Surface-based evaluation metrics work well as long as a surface-based summary (i.e. extractive) is to be assessed. Difficulties arise while evaluating abstractive summaries including terminology variations and paraphrasing. For example, consider the following two phrases [ng2015better]: (i) It is raining heavily; (ii) It is pouring. If we are performing a lexical string match, as Rouge does, there is nothing in common between the terms ”raining”, ”heavily”, and ”pouring”. However, these two phrases are semantically the same. Hence, we study the effectiveness of semantically motivated approaches to measure word semantic similarity on improving Rouge evaluation. For this purpose, approaches can be grouped into two categories of distributional and lexical resource-based [pilehvar2015senses]. A recent branch of distributional models uses neural networks to directly learn the expected context of a given word and model it as a continuous vector [turian2010word, baroni2014don], often referred to as word embedding. In the context of summarization evaluation, an automated variant of the Pyramid metric which uses word embeddings to map text content within peer summaries to SCUs has recently been proposed [passonneau2013automated]. However, the SCUs still need to be manually identified. To overcome this deficiency, a more recent automatic metric [ng2015better], namely Rouge-WE has enhanced Rouge by incorporating the use of a variant of word embeddings, called word2vec [mikolov2013linguistic]. However, a good performance for Word2vec is usually obtained upon tuning different configurations of this model on a large number of different datasets [baroni2014don].
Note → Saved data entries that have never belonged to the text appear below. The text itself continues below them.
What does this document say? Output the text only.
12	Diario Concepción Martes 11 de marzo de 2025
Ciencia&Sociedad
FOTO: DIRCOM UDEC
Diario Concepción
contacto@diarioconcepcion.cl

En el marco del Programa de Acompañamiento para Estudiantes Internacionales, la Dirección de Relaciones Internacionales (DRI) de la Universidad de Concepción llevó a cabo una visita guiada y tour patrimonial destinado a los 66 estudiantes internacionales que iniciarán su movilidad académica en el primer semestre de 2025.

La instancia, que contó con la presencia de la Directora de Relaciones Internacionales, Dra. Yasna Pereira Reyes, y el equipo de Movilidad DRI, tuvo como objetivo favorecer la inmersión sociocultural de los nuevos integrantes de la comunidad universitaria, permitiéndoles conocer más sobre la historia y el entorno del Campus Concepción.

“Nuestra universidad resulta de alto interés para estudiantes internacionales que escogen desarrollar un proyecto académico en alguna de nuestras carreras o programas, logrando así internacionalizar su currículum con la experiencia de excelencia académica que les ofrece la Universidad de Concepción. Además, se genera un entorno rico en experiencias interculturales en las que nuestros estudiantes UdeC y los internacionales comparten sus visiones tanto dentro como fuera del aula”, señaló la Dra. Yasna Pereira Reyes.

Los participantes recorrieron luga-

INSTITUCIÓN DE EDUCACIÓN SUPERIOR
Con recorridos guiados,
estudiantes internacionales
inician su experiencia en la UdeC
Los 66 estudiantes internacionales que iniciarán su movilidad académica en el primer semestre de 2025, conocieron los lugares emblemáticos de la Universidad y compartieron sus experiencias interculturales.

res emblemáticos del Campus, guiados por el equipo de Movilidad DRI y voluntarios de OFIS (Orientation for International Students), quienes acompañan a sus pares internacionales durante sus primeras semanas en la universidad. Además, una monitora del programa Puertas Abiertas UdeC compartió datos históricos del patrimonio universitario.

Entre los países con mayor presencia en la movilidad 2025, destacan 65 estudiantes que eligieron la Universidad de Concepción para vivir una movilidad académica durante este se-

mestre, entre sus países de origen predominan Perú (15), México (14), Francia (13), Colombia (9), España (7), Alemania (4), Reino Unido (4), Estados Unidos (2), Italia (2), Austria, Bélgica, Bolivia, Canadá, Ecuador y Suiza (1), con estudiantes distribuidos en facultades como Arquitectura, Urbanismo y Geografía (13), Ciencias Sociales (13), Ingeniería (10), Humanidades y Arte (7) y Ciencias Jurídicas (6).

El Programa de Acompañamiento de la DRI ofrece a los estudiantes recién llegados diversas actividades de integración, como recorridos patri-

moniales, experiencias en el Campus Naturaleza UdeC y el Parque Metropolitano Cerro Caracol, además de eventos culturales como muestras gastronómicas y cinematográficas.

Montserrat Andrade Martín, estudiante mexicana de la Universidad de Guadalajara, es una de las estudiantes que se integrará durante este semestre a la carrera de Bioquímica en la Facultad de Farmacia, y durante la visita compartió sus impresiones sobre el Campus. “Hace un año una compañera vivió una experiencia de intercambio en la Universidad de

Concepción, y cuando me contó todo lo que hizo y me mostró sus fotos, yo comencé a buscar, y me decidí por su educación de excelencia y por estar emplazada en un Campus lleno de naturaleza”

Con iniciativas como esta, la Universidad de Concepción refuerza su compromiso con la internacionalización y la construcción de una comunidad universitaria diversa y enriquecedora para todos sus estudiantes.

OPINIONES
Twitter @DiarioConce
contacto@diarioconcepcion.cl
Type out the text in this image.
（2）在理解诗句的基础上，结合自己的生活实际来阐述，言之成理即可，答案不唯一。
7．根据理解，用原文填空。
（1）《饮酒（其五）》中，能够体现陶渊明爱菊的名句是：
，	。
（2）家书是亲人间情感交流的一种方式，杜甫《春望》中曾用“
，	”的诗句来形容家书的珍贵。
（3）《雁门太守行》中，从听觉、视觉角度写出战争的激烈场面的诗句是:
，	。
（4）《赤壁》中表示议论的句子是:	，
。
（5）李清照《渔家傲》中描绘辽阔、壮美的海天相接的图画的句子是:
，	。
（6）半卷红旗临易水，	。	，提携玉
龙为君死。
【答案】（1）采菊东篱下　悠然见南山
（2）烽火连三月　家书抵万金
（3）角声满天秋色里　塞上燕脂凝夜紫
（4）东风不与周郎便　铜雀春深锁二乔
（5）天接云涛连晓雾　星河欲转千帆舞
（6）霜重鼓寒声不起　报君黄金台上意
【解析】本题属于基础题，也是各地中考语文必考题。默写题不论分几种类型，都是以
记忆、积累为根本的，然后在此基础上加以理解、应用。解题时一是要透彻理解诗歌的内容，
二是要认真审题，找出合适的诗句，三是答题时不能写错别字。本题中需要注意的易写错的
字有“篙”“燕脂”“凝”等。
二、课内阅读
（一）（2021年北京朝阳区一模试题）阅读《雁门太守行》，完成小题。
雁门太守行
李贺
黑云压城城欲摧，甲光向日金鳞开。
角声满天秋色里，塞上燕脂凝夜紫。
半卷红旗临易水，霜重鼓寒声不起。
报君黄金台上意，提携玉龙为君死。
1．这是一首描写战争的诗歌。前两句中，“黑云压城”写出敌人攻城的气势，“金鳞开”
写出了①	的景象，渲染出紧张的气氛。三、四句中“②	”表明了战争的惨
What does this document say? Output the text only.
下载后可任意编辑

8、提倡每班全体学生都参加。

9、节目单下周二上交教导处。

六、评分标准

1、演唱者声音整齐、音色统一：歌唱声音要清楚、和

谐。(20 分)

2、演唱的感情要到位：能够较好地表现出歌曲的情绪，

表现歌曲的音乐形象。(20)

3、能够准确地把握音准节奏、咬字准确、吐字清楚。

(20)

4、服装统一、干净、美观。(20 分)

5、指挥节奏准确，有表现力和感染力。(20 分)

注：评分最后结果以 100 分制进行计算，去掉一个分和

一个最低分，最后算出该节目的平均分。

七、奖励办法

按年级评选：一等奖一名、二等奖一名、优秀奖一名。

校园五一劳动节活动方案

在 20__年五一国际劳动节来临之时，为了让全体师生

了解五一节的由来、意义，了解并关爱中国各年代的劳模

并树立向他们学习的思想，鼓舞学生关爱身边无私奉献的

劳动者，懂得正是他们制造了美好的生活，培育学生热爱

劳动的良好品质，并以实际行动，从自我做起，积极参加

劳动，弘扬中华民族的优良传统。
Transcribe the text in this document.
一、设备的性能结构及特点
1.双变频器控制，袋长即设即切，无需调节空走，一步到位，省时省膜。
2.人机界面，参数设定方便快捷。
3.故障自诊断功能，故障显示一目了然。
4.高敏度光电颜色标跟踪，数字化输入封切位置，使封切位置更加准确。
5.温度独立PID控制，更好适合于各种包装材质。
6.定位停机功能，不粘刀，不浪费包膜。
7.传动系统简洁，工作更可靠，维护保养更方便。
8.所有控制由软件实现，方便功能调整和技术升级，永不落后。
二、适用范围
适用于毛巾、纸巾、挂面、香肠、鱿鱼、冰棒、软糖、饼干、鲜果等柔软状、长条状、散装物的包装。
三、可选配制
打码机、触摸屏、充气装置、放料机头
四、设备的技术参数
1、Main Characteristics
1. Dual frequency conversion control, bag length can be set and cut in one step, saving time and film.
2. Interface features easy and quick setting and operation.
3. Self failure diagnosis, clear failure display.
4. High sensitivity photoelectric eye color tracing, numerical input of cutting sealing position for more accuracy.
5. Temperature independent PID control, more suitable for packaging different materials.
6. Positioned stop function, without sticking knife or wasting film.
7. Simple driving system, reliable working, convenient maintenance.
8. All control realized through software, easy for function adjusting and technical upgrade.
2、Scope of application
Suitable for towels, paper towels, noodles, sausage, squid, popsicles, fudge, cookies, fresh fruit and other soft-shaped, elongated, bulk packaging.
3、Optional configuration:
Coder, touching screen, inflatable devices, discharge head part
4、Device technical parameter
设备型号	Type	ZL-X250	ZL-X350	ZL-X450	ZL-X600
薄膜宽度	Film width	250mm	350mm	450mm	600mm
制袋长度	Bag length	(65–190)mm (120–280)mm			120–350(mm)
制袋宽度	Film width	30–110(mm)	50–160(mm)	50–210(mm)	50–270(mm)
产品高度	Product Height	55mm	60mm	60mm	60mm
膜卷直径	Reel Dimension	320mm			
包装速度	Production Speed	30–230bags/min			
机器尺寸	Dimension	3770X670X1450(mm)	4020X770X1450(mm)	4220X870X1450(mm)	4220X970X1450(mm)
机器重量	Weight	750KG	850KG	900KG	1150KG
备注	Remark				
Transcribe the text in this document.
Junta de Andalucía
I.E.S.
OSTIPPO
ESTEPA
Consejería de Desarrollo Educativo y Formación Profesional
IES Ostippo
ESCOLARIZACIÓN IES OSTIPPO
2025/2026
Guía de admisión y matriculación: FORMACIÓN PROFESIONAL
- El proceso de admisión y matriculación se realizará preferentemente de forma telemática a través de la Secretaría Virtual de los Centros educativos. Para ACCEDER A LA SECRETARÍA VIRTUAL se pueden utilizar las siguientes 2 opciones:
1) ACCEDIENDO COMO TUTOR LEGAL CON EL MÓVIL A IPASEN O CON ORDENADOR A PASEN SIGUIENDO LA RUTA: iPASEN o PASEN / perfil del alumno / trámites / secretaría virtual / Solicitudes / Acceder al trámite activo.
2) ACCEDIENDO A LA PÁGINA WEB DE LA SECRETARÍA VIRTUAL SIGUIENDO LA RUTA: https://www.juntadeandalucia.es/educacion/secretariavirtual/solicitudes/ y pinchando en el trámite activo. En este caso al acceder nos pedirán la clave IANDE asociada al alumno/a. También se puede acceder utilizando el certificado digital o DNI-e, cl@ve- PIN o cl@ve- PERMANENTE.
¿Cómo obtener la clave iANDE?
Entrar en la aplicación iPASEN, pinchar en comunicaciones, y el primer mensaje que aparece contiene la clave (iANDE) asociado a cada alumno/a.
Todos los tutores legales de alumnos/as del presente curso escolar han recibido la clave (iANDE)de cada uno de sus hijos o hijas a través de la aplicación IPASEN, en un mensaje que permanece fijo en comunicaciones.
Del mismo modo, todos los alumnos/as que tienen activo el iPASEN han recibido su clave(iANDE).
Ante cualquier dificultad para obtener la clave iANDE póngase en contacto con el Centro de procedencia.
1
Lexical resource-based approaches usually make an assumption that the similarity of two words can be calculated in terms of the similarity of their closest senses. Among them, a random walk-based method that models disambiguated words through the distributions of the PPR algorithm on the WordNet graph has proven to be promising [pilehvar2015senses]. Unlike this approach, none of the above-mentioned techniques disambiguates the words being compared, and they hence consider a word as a conflation of all its meanings, which potentially reduces the quality of similarity measurement. Therefore, we are prompted to disambiguate n-gram pairs to a set of intended senses prior to modeling. This will make us able to identify the semantic similarity of peer and model summaries, independently of their surface forms or any semantic ambiguity therein.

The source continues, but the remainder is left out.